Reggae is the heartbeat of Jamaica, said Ziggy Marley, one of Bob Marley’s reggae-playing sons, currently on tour for his “Fly Rasta” album.

I think Jamaica misses it,” added the younger Marley. In the past years a lot of the younger artists have been trying to move away from it with dancehall, but reggae is something that is needed because music affects our society deeply.

DANCEHALL TAKES OVER

After reggae’s golden age, the music degenerated as artists moved from marijuana, considered a spiritual drug by Jamaica’s Rastafarian Christian sect, to harder drugs like cocaine, Herbie Miller, Jamaica Music Museum’s director, said.

“Slackness,” a catch-all term for bad behavior, including explicit sexuality and violence, became the norm, and with it came the rise of dancehall.

Dancehall is an offshoot of reggae with a hyper-energetic sound and often violent, misogynistic as well as sexually explicit lyrics.

In 1991, dancehall artists famously upstaged roots reggae performers at the popular annual Reggae Sunsplash music festival and dancehall artists such as Shabba Ranks, Yellowman, Buju Banton and Ninjaman became all the rage.

Dancehall moved reggae closer to the American gangster rap scene, led by artists like Snoop Dogg, one the biggest selling American rappers.

But dancehall was rocked by a series of scandals involving some of its stars. The Grammy-winning singer Buju Banton was convicted in 2011 on cocaine conspiracy and trafficking charges and is serving a 10-year sentence.

In April dancehall star Vybz Kartel was sentenced to life in prison in Jamaica for the murder of a former associate.

Despite fading, reggae’s influence can still be heard in mainstream American pop, including the Bruno Mars 2012 hit Locked Out of Heaven.

Mars performed a rousing reggae tribute to Bob Marley at the 2013 Grammys alongside Sting, Rihanna and two Marley sons, Ziggy and Damian, singing a cover of his 1980 song Could You Be Loved.

In a sign of the times, Snoop Dogg changed his name in 2012 after a trip to Jamaica and announced a conversion to the Rastafari movement and a new alias, Snoop Lion. His 2013 chart-topping, Grammy-nominated album, Reincarnated, put reggae firmly back on the map, featuring a fusion of reggae and dancehall.

BACK IN THE CHARTS

For the week of Aug. 23, Billboard ranks Chronixx’s “Dread & Terrible” the fourth bestselling reggae album. Ziggy Marley’s “Fly Rasta” ranks third and Snoop Lion’s “Reincarnated” ranks sixth.

The new crop of artists in the reggae revival include Protoje, Tarrus Riley, Chronixx, Jah9, and Kabaka Pyramid, who all play music with messages rooted in Rastafarianism.
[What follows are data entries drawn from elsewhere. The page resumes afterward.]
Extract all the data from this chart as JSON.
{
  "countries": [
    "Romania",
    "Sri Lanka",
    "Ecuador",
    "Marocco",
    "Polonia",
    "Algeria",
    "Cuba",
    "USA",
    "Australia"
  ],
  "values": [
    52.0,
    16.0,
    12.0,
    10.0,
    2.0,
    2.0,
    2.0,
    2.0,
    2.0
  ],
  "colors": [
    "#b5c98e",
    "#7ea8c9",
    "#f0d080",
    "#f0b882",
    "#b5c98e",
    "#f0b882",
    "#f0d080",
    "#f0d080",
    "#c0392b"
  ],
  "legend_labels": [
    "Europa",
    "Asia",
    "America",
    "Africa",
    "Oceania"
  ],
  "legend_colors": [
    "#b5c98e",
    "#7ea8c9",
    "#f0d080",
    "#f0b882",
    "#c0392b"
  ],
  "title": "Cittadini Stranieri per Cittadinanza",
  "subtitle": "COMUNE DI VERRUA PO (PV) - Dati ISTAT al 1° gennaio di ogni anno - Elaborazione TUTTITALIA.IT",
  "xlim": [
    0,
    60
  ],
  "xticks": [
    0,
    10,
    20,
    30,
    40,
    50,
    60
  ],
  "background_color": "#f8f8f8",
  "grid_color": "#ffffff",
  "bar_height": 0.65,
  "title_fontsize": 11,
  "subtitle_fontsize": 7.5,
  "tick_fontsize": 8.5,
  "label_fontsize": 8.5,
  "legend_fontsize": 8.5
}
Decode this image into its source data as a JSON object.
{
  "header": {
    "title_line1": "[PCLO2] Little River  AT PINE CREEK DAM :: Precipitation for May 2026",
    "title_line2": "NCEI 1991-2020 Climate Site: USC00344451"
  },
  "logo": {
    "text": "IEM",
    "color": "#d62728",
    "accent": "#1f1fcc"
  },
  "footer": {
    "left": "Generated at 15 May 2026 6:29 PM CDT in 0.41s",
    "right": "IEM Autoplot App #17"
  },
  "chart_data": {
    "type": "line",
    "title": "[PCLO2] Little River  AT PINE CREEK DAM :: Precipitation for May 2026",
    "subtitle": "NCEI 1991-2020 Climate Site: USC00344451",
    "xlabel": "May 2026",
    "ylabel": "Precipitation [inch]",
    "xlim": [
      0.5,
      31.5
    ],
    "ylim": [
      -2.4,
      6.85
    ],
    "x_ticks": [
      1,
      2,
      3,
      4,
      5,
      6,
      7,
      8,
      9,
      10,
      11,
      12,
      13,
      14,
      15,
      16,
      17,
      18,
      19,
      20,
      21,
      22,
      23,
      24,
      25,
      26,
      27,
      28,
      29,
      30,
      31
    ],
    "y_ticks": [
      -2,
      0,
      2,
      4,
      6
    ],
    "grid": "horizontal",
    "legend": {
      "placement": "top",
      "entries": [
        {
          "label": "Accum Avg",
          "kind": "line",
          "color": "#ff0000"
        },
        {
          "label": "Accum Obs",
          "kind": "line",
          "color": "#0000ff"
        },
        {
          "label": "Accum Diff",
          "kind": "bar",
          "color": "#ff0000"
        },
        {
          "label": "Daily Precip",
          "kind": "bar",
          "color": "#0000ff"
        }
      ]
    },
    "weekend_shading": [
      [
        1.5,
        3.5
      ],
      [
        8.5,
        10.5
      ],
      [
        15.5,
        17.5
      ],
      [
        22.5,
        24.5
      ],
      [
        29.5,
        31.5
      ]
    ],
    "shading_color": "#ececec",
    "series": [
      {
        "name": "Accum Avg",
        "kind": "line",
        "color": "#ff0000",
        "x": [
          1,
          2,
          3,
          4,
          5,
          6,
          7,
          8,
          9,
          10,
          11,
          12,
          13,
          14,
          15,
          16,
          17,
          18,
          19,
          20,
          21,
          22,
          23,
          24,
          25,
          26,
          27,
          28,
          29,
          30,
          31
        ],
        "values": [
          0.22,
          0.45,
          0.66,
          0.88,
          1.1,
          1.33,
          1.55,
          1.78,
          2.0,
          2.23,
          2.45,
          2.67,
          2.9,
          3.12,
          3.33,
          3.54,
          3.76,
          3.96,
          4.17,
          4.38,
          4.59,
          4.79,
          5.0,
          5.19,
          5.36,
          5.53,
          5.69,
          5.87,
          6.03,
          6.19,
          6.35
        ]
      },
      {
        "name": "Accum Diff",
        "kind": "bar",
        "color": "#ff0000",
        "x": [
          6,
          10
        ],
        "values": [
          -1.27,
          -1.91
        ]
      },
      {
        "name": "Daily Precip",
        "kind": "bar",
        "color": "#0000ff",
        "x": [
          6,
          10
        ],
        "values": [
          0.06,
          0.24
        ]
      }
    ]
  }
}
What you have and how you look and what you don’t have, that’s dancehall, said Kabaka Pyramid, who was ranked at the top of Billboard’s Next Big Sound chart last year. In the reggae revival, ego is being taken out of the music, he said.

The revival is being fostered by Billy Wilmot, a Jamaican surfing legend the vocalist, guitarist and songwriter for the Mystic Revealers, a Jamaican reggae band that formed in the late 1970s.

His surf camp, Jamnesia, became a seminal place where Reggae Revival artists cut their teeth on live performance.

Reggae is always socially conscious music and socially relevant, said Wilmot. It might not be what you want to hear, but it’s what’s going on in society.

Roots reggae and dancehall may have very different sounds and  messages, but they’re not mutually exclusive. Some reggae artists have incorporated rap elements of dancehall, including Damian Marley and Tanya Stephens.

“Both can exist and live,” says Ziggy Marley. The roots revival can bring things back into balance without being judgmental of one or the other.